This novel is the literary embodiment of the kid who sat in the front row of your lecture course and had a long-winded comment to add to every. single. statement. made by your instructor. Not only do we go on a botanical exploration in the late 1700s- we go with CAPTAIN COOK! Not only do we supply pharmaceuticals to explorers- we sell to LEWIS AND CLARKE THEMSELVES! Not only did we happen upon the theory of evolution, but we BEAT DARWIN TO IT! These aren’t even the most egregious examples- all 512 pages of this self-important doorstop are chock-full of historical figures, grand moments in history, and constant reminders that our protagonist is agonizingly brilliant. Brilliant and misunderstood! Oh no, whatever will this unconventional woman do?! How do we know that she’s brilliant? Why, with list upon lists of her abilities and accomplishments, but without moments of her actually participating in said fields of discipline.

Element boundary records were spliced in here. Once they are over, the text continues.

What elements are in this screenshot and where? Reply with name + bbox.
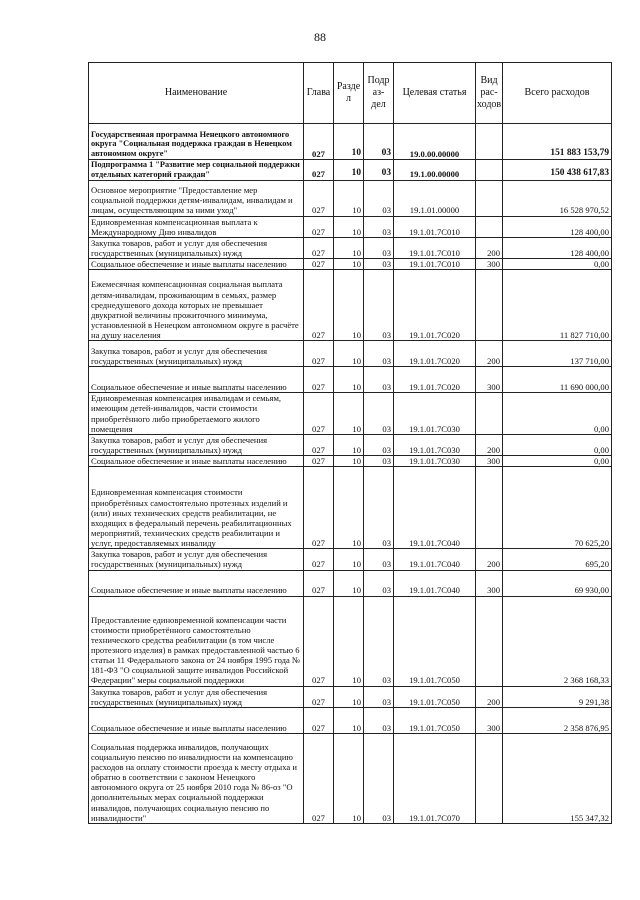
row-target-article: 19.1.00.00000 <box>394 160 476 181</box>
row-target-article: 19.1.01.7С020 <box>394 341 476 367</box>
row-podrazdel: 03 <box>364 367 394 393</box>
row-podrazdel: 03 <box>364 270 394 341</box>
row-name: Государственная программа Ненецкого автономного округа "Социальная поддержка граждан в Ненецком автономном округе" <box>89 124 304 160</box>
table-row <box>89 341 612 367</box>
budget-table <box>88 62 612 824</box>
row-total: 2 368 168,33 <box>503 596 612 686</box>
row-podrazdel: 03 <box>364 467 394 549</box>
table-row <box>89 124 612 160</box>
row-expense-type: 300 <box>476 259 503 270</box>
row-razdel: 10 <box>334 393 364 435</box>
row-podrazdel: 03 <box>364 596 394 686</box>
row-expense-type: 200 <box>476 237 503 258</box>
row-name: Закупка товаров, работ и услуг для обеспечения государственных (муниципальных) нужд <box>89 686 304 707</box>
row-name: Основное мероприятие "Предоставление мер социальной поддержки детям-инвалидам, инвалидам и лицам, осуществляющим за ними уход" <box>89 180 304 216</box>
row-name: Закупка товаров, работ и услуг для обеспечения государственных (муниципальных) нужд <box>89 549 304 570</box>
row-podrazdel: 03 <box>364 160 394 181</box>
row-expense-type: 300 <box>476 367 503 393</box>
row-total: 11 690 000,00 <box>503 367 612 393</box>
table-row <box>89 686 612 707</box>
row-expense-type: 200 <box>476 549 503 570</box>
row-podrazdel: 03 <box>364 180 394 216</box>
table-row <box>89 570 612 596</box>
row-podrazdel: 03 <box>364 570 394 596</box>
row-name: Подпрограмма 1 "Развитие мер социальной поддержки отдельных категорий граждан" <box>89 160 304 181</box>
row-expense-type: 300 <box>476 707 503 733</box>
row-name: Социальное обеспечение и иные выплаты населению <box>89 707 304 733</box>
row-podrazdel: 03 <box>364 707 394 733</box>
row-total: 11 827 710,00 <box>503 270 612 341</box>
row-target-article: 19.1.01.7С050 <box>394 596 476 686</box>
row-name: Социальное обеспечение и иные выплаты населению <box>89 367 304 393</box>
row-name: Социальная поддержка инвалидов, получающих социальную пенсию по инвалидности на компенсацию расходов на оплату стоимости проезда к месту отдыха и обратно в соответствии с законом Ненецкого автономного округа от 25 ноября 2010 года № 86-оз "О дополнительных мерах социальной поддержки инвалидов, получающих социальную пенсию по инвалидности" <box>89 733 304 823</box>
row-total: 0,00 <box>503 456 612 467</box>
table-row <box>89 467 612 549</box>
row-target-article: 19.1.01.7С050 <box>394 707 476 733</box>
row-glava: 027 <box>304 237 334 258</box>
row-podrazdel: 03 <box>364 341 394 367</box>
header-target-article: Целевая статья <box>394 63 476 124</box>
row-name: Социальное обеспечение и иные выплаты населению <box>89 456 304 467</box>
row-glava: 027 <box>304 707 334 733</box>
row-glava: 027 <box>304 686 334 707</box>
table-row <box>89 367 612 393</box>
table-header-row <box>89 63 612 124</box>
row-razdel: 10 <box>334 467 364 549</box>
row-total: 2 358 876,95 <box>503 707 612 733</box>
row-glava: 027 <box>304 456 334 467</box>
row-expense-type: 200 <box>476 434 503 455</box>
header-razdel: Разде л <box>334 63 364 124</box>
page-number: 88 <box>314 30 326 44</box>
row-total: 69 930,00 <box>503 570 612 596</box>
row-glava: 027 <box>304 434 334 455</box>
row-glava: 027 <box>304 570 334 596</box>
row-expense-type <box>476 216 503 237</box>
row-glava: 027 <box>304 180 334 216</box>
row-name: Предоставление единовременной компенсации части стоимости приобретённого самостоятельно технического средства реабилитации (в том числе протезного изделия) в рамках предоставленной частью 6 статьи 11 Федерального закона от 24 ноября 1995 года № 181-ФЗ "О социальной защите инвалидов Российской Федерации" меры социальной поддержки <box>89 596 304 686</box>
row-expense-type <box>476 393 503 435</box>
row-razdel: 10 <box>334 367 364 393</box>
header-name: Наименование <box>89 63 304 124</box>
row-total: 150 438 617,83 <box>503 160 612 181</box>
table-row <box>89 160 612 181</box>
row-target-article: 19.0.00.00000 <box>394 124 476 160</box>
row-name: Единовременная компенсация стоимости приобретённых самостоятельно протезных изделий и (или) иных технических средств реабилитации, не входящих в федеральный перечень реабилитационных мероприятий, технических средств реабилитации и услуг, предоставляемых инвалиду <box>89 467 304 549</box>
row-razdel: 10 <box>334 237 364 258</box>
row-razdel: 10 <box>334 434 364 455</box>
header-expense-type: Вид рас- ходов <box>476 63 503 124</box>
header-podrazdel: Подр аз- дел <box>364 63 394 124</box>
row-podrazdel: 03 <box>364 434 394 455</box>
row-name: Единовременная компенсационная выплата к Международному Дню инвалидов <box>89 216 304 237</box>
row-podrazdel: 03 <box>364 456 394 467</box>
table-row <box>89 549 612 570</box>
row-target-article: 19.1.01.7С020 <box>394 270 476 341</box>
row-expense-type: 300 <box>476 570 503 596</box>
row-target-article: 19.1.01.7С030 <box>394 393 476 435</box>
row-razdel: 10 <box>334 456 364 467</box>
row-total: 151 883 153,79 <box>503 124 612 160</box>
row-total: 0,00 <box>503 434 612 455</box>
row-glava: 027 <box>304 596 334 686</box>
row-expense-type <box>476 596 503 686</box>
row-glava: 027 <box>304 124 334 160</box>
header-glava: Глава <box>304 63 334 124</box>
header-total: Всего расходов <box>503 63 612 124</box>
row-glava: 027 <box>304 733 334 823</box>
row-target-article: 19.1.01.7С010 <box>394 237 476 258</box>
row-razdel: 10 <box>334 124 364 160</box>
table-row <box>89 216 612 237</box>
row-target-article: 19.1.01.7С050 <box>394 686 476 707</box>
table-row <box>89 393 612 435</box>
row-name: Социальное обеспечение и иные выплаты населению <box>89 259 304 270</box>
row-razdel: 10 <box>334 707 364 733</box>
row-razdel: 10 <box>334 160 364 181</box>
row-glava: 027 <box>304 393 334 435</box>
row-razdel: 10 <box>334 570 364 596</box>
table-row <box>89 596 612 686</box>
row-expense-type <box>476 733 503 823</box>
row-total: 695,20 <box>503 549 612 570</box>
row-total: 155 347,32 <box>503 733 612 823</box>
row-expense-type <box>476 160 503 181</box>
row-glava: 027 <box>304 367 334 393</box>
row-glava: 027 <box>304 216 334 237</box>
row-razdel: 10 <box>334 686 364 707</box>
row-name: Социальное обеспечение и иные выплаты населению <box>89 570 304 596</box>
row-target-article: 19.1.01.7С010 <box>394 216 476 237</box>
row-name: Закупка товаров, работ и услуг для обеспечения государственных (муниципальных) нужд <box>89 434 304 455</box>
table-row <box>89 456 612 467</box>
row-expense-type: 300 <box>476 456 503 467</box>
row-podrazdel: 03 <box>364 733 394 823</box>
table-row <box>89 237 612 258</box>
row-glava: 027 <box>304 160 334 181</box>
row-total: 128 400,00 <box>503 237 612 258</box>
row-target-article: 19.1.01.00000 <box>394 180 476 216</box>
row-razdel: 10 <box>334 341 364 367</box>
row-glava: 027 <box>304 270 334 341</box>
row-target-article: 19.1.01.7С070 <box>394 733 476 823</box>
row-target-article: 19.1.01.7С040 <box>394 549 476 570</box>
row-glava: 027 <box>304 341 334 367</box>
row-total: 16 528 970,52 <box>503 180 612 216</box>
row-podrazdel: 03 <box>364 237 394 258</box>
row-razdel: 10 <box>334 596 364 686</box>
table-row <box>89 707 612 733</box>
row-razdel: 10 <box>334 270 364 341</box>
table-row <box>89 270 612 341</box>
row-total: 70 625,20 <box>503 467 612 549</box>
table-row <box>89 733 612 823</box>
row-razdel: 10 <box>334 216 364 237</box>
row-total: 0,00 <box>503 393 612 435</box>
row-target-article: 19.1.01.7С030 <box>394 456 476 467</box>
row-razdel: 10 <box>334 549 364 570</box>
row-podrazdel: 03 <box>364 686 394 707</box>
row-expense-type <box>476 180 503 216</box>
row-expense-type <box>476 124 503 160</box>
row-target-article: 19.1.01.7С040 <box>394 570 476 596</box>
row-razdel: 10 <box>334 259 364 270</box>
row-target-article: 19.1.01.7С020 <box>394 367 476 393</box>
row-name: Закупка товаров, работ и услуг для обеспечения государственных (муниципальных) нужд <box>89 237 304 258</box>
table-row <box>89 259 612 270</box>
row-podrazdel: 03 <box>364 124 394 160</box>
row-podrazdel: 03 <box>364 216 394 237</box>
table-row <box>89 180 612 216</box>
row-name: Единовременная компенсация инвалидам и семьям, имеющим детей-инвалидов, части стоимости приобретённого либо приобретаемого жилого помещения <box>89 393 304 435</box>
row-glava: 027 <box>304 549 334 570</box>
row-total: 9 291,38 <box>503 686 612 707</box>
row-expense-type: 200 <box>476 341 503 367</box>
row-podrazdel: 03 <box>364 549 394 570</box>
row-glava: 027 <box>304 259 334 270</box>
row-expense-type <box>476 270 503 341</box>
row-glava: 027 <box>304 467 334 549</box>
row-total: 0,00 <box>503 259 612 270</box>
row-name: Закупка товаров, работ и услуг для обеспечения государственных (муниципальных) нужд <box>89 341 304 367</box>
row-target-article: 19.1.01.7С010 <box>394 259 476 270</box>
table-row <box>89 434 612 455</box>
row-target-article: 19.1.01.7С030 <box>394 434 476 455</box>
row-razdel: 10 <box>334 180 364 216</box>
row-expense-type: 200 <box>476 686 503 707</box>
row-total: 137 710,00 <box>503 341 612 367</box>
row-expense-type <box>476 467 503 549</box>
row-podrazdel: 03 <box>364 259 394 270</box>
row-total: 128 400,00 <box>503 216 612 237</box>
row-target-article: 19.1.01.7С040 <box>394 467 476 549</box>
row-razdel: 10 <box>334 733 364 823</box>
row-podrazdel: 03 <box>364 393 394 435</box>
row-name: Ежемесячная компенсационная социальная выплата детям-инвалидам, проживающим в семьях, размер среднедушевого дохода которых не превышает двукратной величины прожиточного минимума, установленной в Ненецком автономном округе в расчёте на душу населения <box>89 270 304 341</box>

She’ll rip off Ahab’s Wife, mostly- right down to the whaling ships- but adds in a whole fun adventure involving the “child-like wonder” of the Tahitian people. Yikes.
This novel also holds one of the worst descriptors of a penis that has ever been sent into the universe-we are treated with “He had genitalia- perfectly adequate, and even impressive, genitalia. She allowed herself to observe with care this lovely appendage of his-this pale, waving sea creature, which floated between his legs in its thatch of wet and private fur.”
I finished this novel- out of spite and sheer grim determination- while on vacation. I wanted to cast it into the sea, but instead I gave up valuable space in my carry-on in order to bring it home and share it’s aggressive mediocrity with everyone that I come across. It was too hateful to leave behind.